Dazu kommen die Datenmassen, die innerhalb kürzester Zeiten zu bewegen sind. Das würde die Datenverarbeitung in der Cloud im Hintergrund teuer und sehr risikobehaftet machen.
Das Edge ist nah genug
Hier helfen Edge-Ansätze. Bei aller Unterschiedlichkeit eint sie die Idee, die Daten, die an den mit Sensoren bestückten Endpunkten von (I)IoT (Industrial Internet of Things) eingesammelt wurden, erzeugungsnah zu verarbeiten. Dadurch lassen sich Aufgaben wie die Qualitätssicherung, die Steuerung von Produktionsmaschinen oder des Verkehrs digital optimieren.
Edge-Systeme benötigen Rechenleistung, ausreichend Konnektivitätsoptionen und Speicher sowie intelligente Software. Dazu gehören Algorithmen für Künstliche Intelligenz oder maschinelles Lernen.
5G als Edge-Vernetzungsoption
In diesem Trend sehen viele ITK-Unternehmen die Chance, neue Hardware, Software und Dienstleistungen an Kunden aus der Industrie oder aus anderen Bereichen zu bringen. Das spiegelte sich auch auf der Hannover Messe Industrie deutlich wieder.
Das auch auf den schnellen Transport massenweise erzeugter Sensordaten zugeschnittene 5G dürfte sich dabei als wichtige Vernetzungsinfrastruktur innerhalb von Fabrikumgebungen entpuppen. Speziell für industrielle 5G-Campusnetze ist ein Frequenzband zwischen 3,7 und 3,8 Gigahertz vorgesehen. Zu ihnen gehört dann meist auch ein Edge-Datacenter in dieser oder jener Form.
Wie solche Netze aussehen könnten, war in der 5G-Arena in Halle 16 der HMI zu besichtigen. Die dortigen Exponate, zum Beispiel die vernetzte Werkzeugmaschine von Festo auf dem Bild, waren mit Industrial 5G auf Basis von 5G-Modem-Prototypen vernetzt. Zu sehen gab es diverse Modelle dafür, wie die vernetzte Produktion mit 5G und Edge-Intelligenz in Zukunft verbreitet aussehen könnte.

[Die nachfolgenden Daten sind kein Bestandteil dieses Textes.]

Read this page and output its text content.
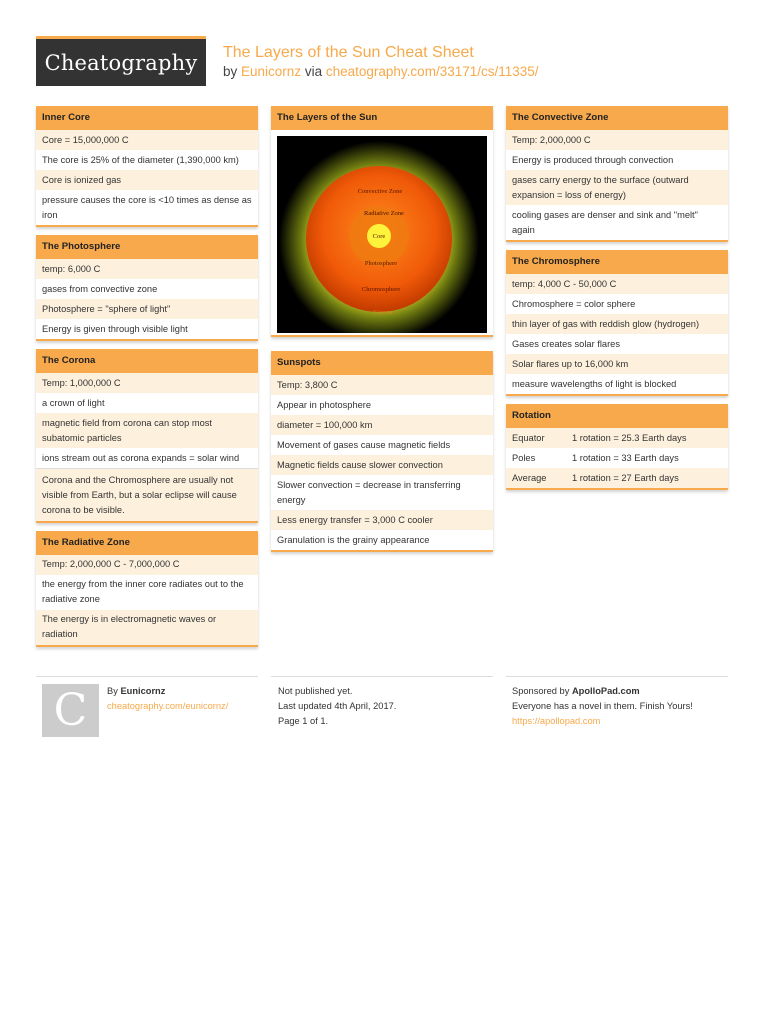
Cheatography The Layers of the Sun Cheat Sheet
by Eunicornz via cheatography.com/33171/cs/11335/
Inner Core
Core = 15,000,000 C
The core is 25% of the diameter (1,390,000 km)
Core is ionized gas
pressure causes the core is <10 times as dense as iron
The Photosphere
temp: 6,000 C
gases from convective zone
Photosphere = "sphere of light"
Energy is given through visible light
The Corona
Temp: 1,000,000 C
a crown of light
magnetic field from corona can stop most subatomic particles
ions stream out as corona expands = solar wind
Corona and the Chromosphere are usually not visible from Earth, but a solar eclipse will cause corona to be visible.
The Radiative Zone
Temp: 2,000,000 C - 7,000,000 C
the energy from the inner core radiates out to the radiative zone
The energy is in electromagnetic waves or radiation
The Layers of the Sun
Convective Zone
Radiative Zone
Core
Photosphere
Chromosphere
Corona
Sunspots
Temp: 3,800 C
Appear in photosphere
diameter = 100,000 km
Movement of gases cause magnetic fields
Magnetic fields cause slower convection
Slower convection = decrease in transferring energy
Less energy transfer = 3,000 C cooler
Granulation is the grainy appearance
The Convective Zone
Temp: 2,000,000 C
Energy is produced through convection
gases carry energy to the surface (outward expansion = loss of energy)
cooling gases are denser and sink and "melt" again
The Chromosphere
temp: 4,000 C - 50,000 C
Chromosphere = color sphere
thin layer of gas with reddish glow (hydrogen)
Gases creates solar flares
Solar flares up to 16,000 km
measure wavelengths of light is blocked
Rotation
Equator	1 rotation = 25.3 Earth days
Poles	1 rotation = 33 Earth days
Average	1 rotation = 27 Earth days
C By Eunicornz
cheatography.com/eunicornz/
Not published yet.
Last updated 4th April, 2017.
Page 1 of 1.
Sponsored by ApolloPad.com
Everyone has a novel in them. Finish Yours!
https://apollopad.com
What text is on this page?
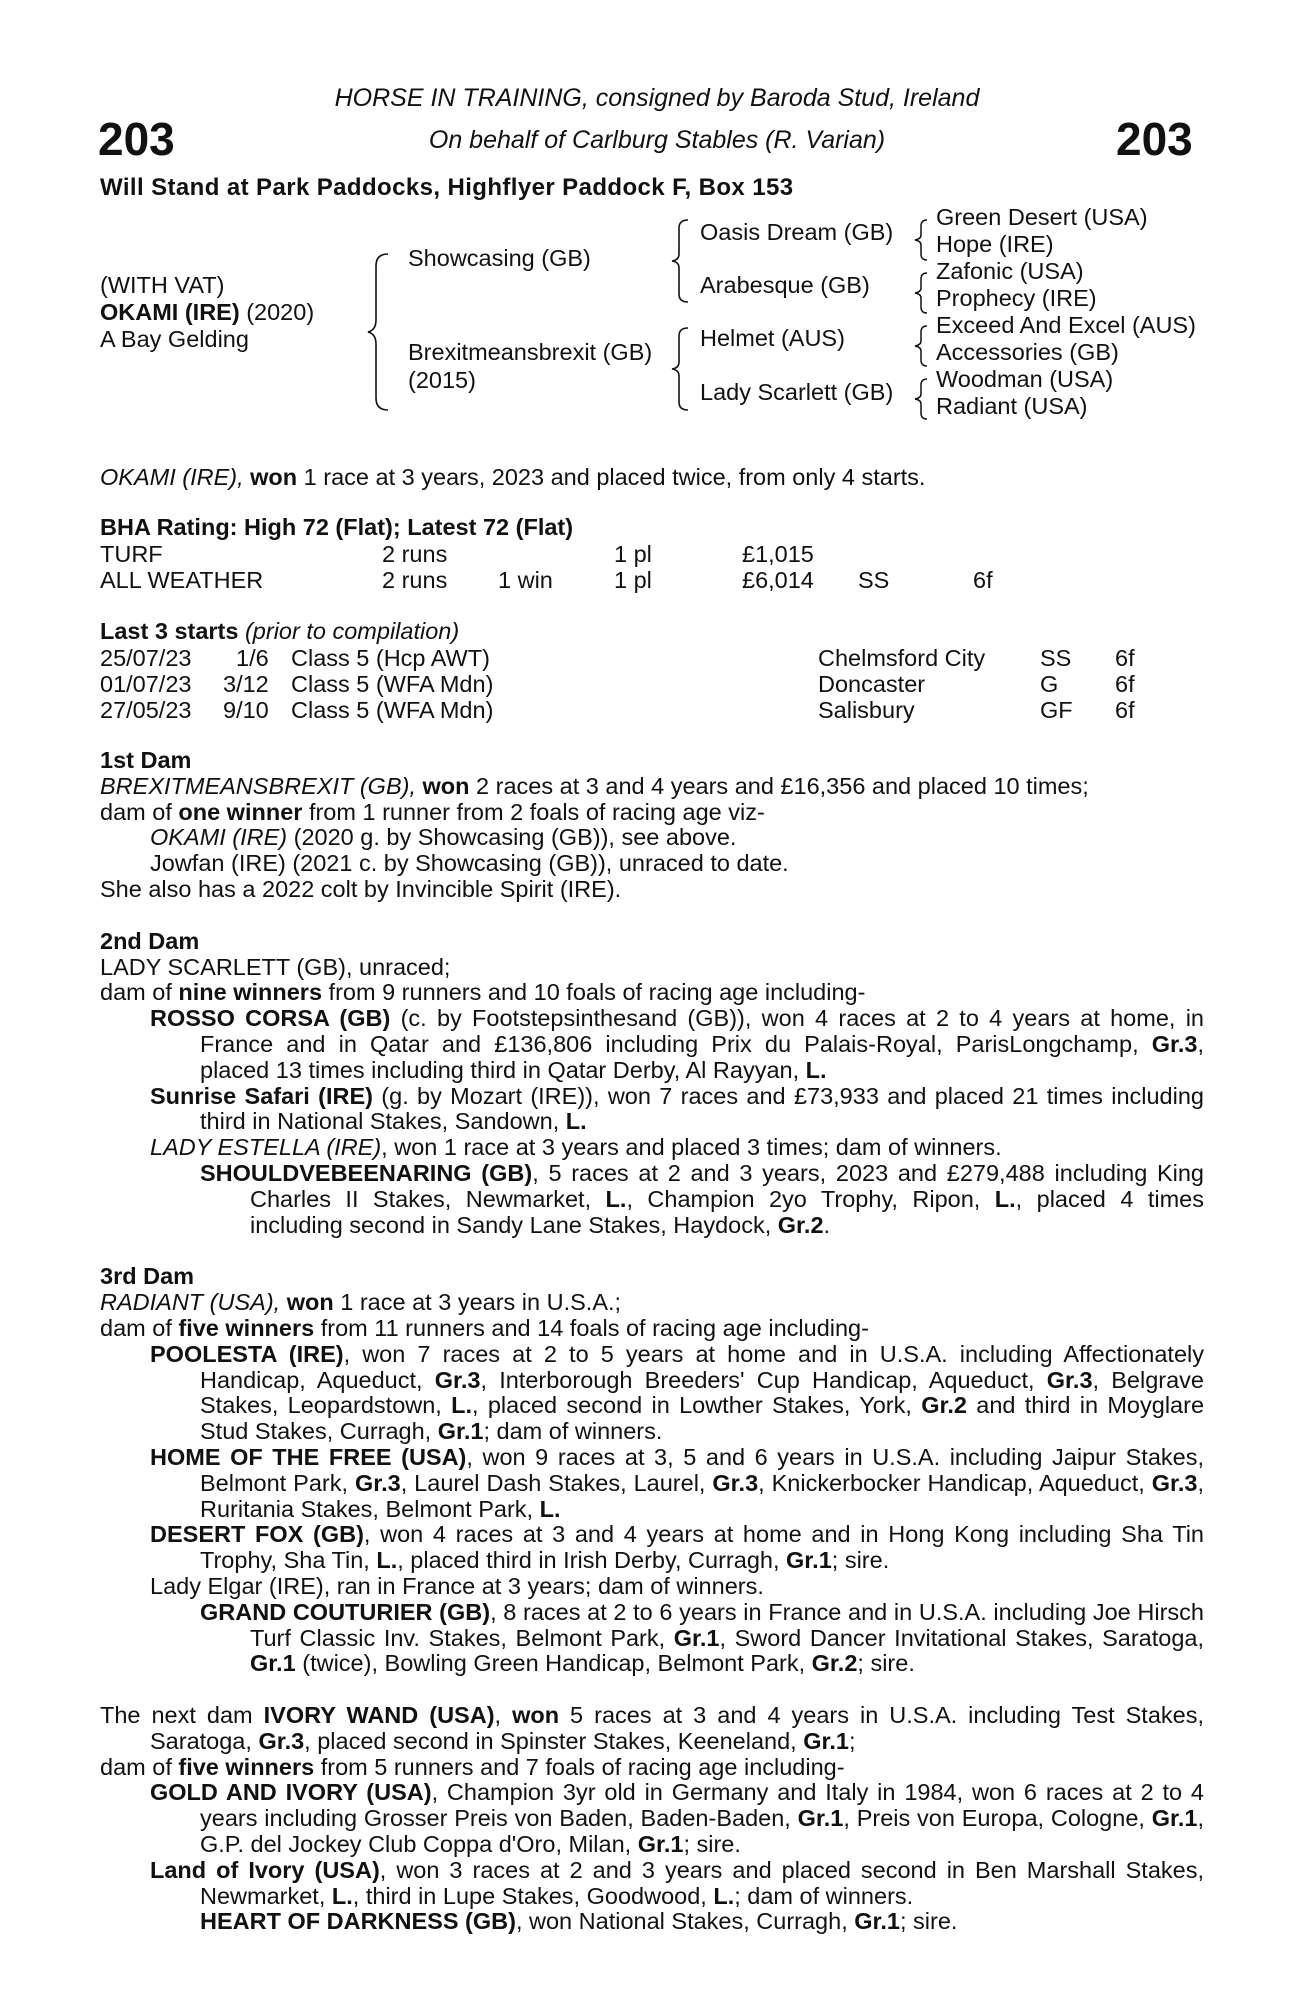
203	203
HORSE IN TRAINING, consigned by Baroda Stud, Ireland
On behalf of Carlburg Stables (R. Varian)
Will Stand at Park Paddocks, Highflyer Paddock F, Box 153
(WITH VAT)
OKAMI (IRE) (2020)
A Bay Gelding
Showcasing (GB)
Brexitmeansbrexit (GB)
(2015)
Oasis Dream (GB)
Arabesque (GB)
Helmet (AUS)
Lady Scarlett (GB)
Green Desert (USA)
Hope (IRE)
Zafonic (USA)
Prophecy (IRE)
Exceed And Excel (AUS)
Accessories (GB)
Woodman (USA)
Radiant (USA)
OKAMI (IRE), won 1 race at 3 years, 2023 and placed twice, from only 4 starts.
BHA Rating: High 72 (Flat); Latest 72 (Flat)
TURF	2 runs	1 pl	£1,015
ALL WEATHER	2 runs 1 win	1 pl	£6,014 SS	6f
Last 3 starts (prior to compilation)
25/07/23 1/6 Class 5 (Hcp AWT)	Chelmsford City SS 6f
01/07/23 3/12 Class 5 (WFA Mdn)	Doncaster	G 6f
27/05/23 9/10 Class 5 (WFA Mdn)	Salisbury	GF 6f

1st Dam

BREXITMEANSBREXIT (GB), won 2 races at 3 and 4 years and £16,356 and placed 10 times;

dam of one winner from 1 runner from 2 foals of racing age viz-

OKAMI (IRE) (2020 g. by Showcasing (GB)), see above.

Jowfan (IRE) (2021 c. by Showcasing (GB)), unraced to date.

She also has a 2022 colt by Invincible Spirit (IRE).

2nd Dam

LADY SCARLETT (GB), unraced;

dam of nine winners from 9 runners and 10 foals of racing age including-

ROSSO CORSA (GB) (c. by Footstepsinthesand (GB)), won 4 races at 2 to 4 years at home, in France and in Qatar and £136,806 including Prix du Palais-Royal, ParisLongchamp, Gr.3, placed 13 times including third in Qatar Derby, Al Rayyan, L.

Sunrise Safari (IRE) (g. by Mozart (IRE)), won 7 races and £73,933 and placed 21 times including third in National Stakes, Sandown, L.

LADY ESTELLA (IRE), won 1 race at 3 years and placed 3 times; dam of winners.

SHOULDVEBEENARING (GB), 5 races at 2 and 3 years, 2023 and £279,488 including King Charles II Stakes, Newmarket, L., Champion 2yo Trophy, Ripon, L., placed 4 times including second in Sandy Lane Stakes, Haydock, Gr.2.

3rd Dam

RADIANT (USA), won 1 race at 3 years in U.S.A.;

dam of five winners from 11 runners and 14 foals of racing age including-

POOLESTA (IRE), won 7 races at 2 to 5 years at home and in U.S.A. including Affectionately Handicap, Aqueduct, Gr.3, Interborough Breeders' Cup Handicap, Aqueduct, Gr.3, Belgrave Stakes, Leopardstown, L., placed second in Lowther Stakes, York, Gr.2 and third in Moyglare Stud Stakes, Curragh, Gr.1; dam of winners.

HOME OF THE FREE (USA), won 9 races at 3, 5 and 6 years in U.S.A. including Jaipur Stakes, Belmont Park, Gr.3, Laurel Dash Stakes, Laurel, Gr.3, Knickerbocker Handicap, Aqueduct, Gr.3, Ruritania Stakes, Belmont Park, L.

DESERT FOX (GB), won 4 races at 3 and 4 years at home and in Hong Kong including Sha Tin Trophy, Sha Tin, L., placed third in Irish Derby, Curragh, Gr.1; sire.

Lady Elgar (IRE), ran in France at 3 years; dam of winners.

GRAND COUTURIER (GB), 8 races at 2 to 6 years in France and in U.S.A. including Joe Hirsch Turf Classic Inv. Stakes, Belmont Park, Gr.1, Sword Dancer Invitational Stakes, Saratoga, Gr.1 (twice), Bowling Green Handicap, Belmont Park, Gr.2; sire.

The next dam IVORY WAND (USA), won 5 races at 3 and 4 years in U.S.A. including Test Stakes, Saratoga, Gr.3, placed second in Spinster Stakes, Keeneland, Gr.1;

dam of five winners from 5 runners and 7 foals of racing age including-

GOLD AND IVORY (USA), Champion 3yr old in Germany and Italy in 1984, won 6 races at 2 to 4 years including Grosser Preis von Baden, Baden-Baden, Gr.1, Preis von Europa, Cologne, Gr.1, G.P. del Jockey Club Coppa d'Oro, Milan, Gr.1; sire.

Land of Ivory (USA), won 3 races at 2 and 3 years and placed second in Ben Marshall Stakes, Newmarket, L., third in Lupe Stakes, Goodwood, L.; dam of winners.

HEART OF DARKNESS (GB), won National Stakes, Curragh, Gr.1; sire.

Nokia möchte Edge-Cloud-Betreiber werden
Im Hintergrund arbeitete eine Edge-Cloud, die sich aus einer Nokia-5G-Antenne und einer Edge-Lösung von Dell EMC zusammensetzte. Diese Gerätekombi steht auch im Nokia-Werk in Oulo, das nach Industrie-4.0-Prinzipien herstellt. In Deutschland will Nokia sie als Betreiber bei Industriekunden für deren Fabriknetze einsetzen und damit neues Servicegeschäft generieren.
Edge Computing für den deutschen Mittelstand
Auch die Neugründung „German Edge Cloud“ soll am Edge-Geschäft verdienen. Die Firma gehört zur Friedhelm Loh Group, zu der auch der Schaltschrankspezialist Rittal zählt. Zielgruppe von German Edge Cloud sind vor allem mittelständische Produktionsunternehmen aus Deutschland. Viele von ihnen sind bereits Kunden anderer Unternehmen aus der Friedhelm-Loh-Group.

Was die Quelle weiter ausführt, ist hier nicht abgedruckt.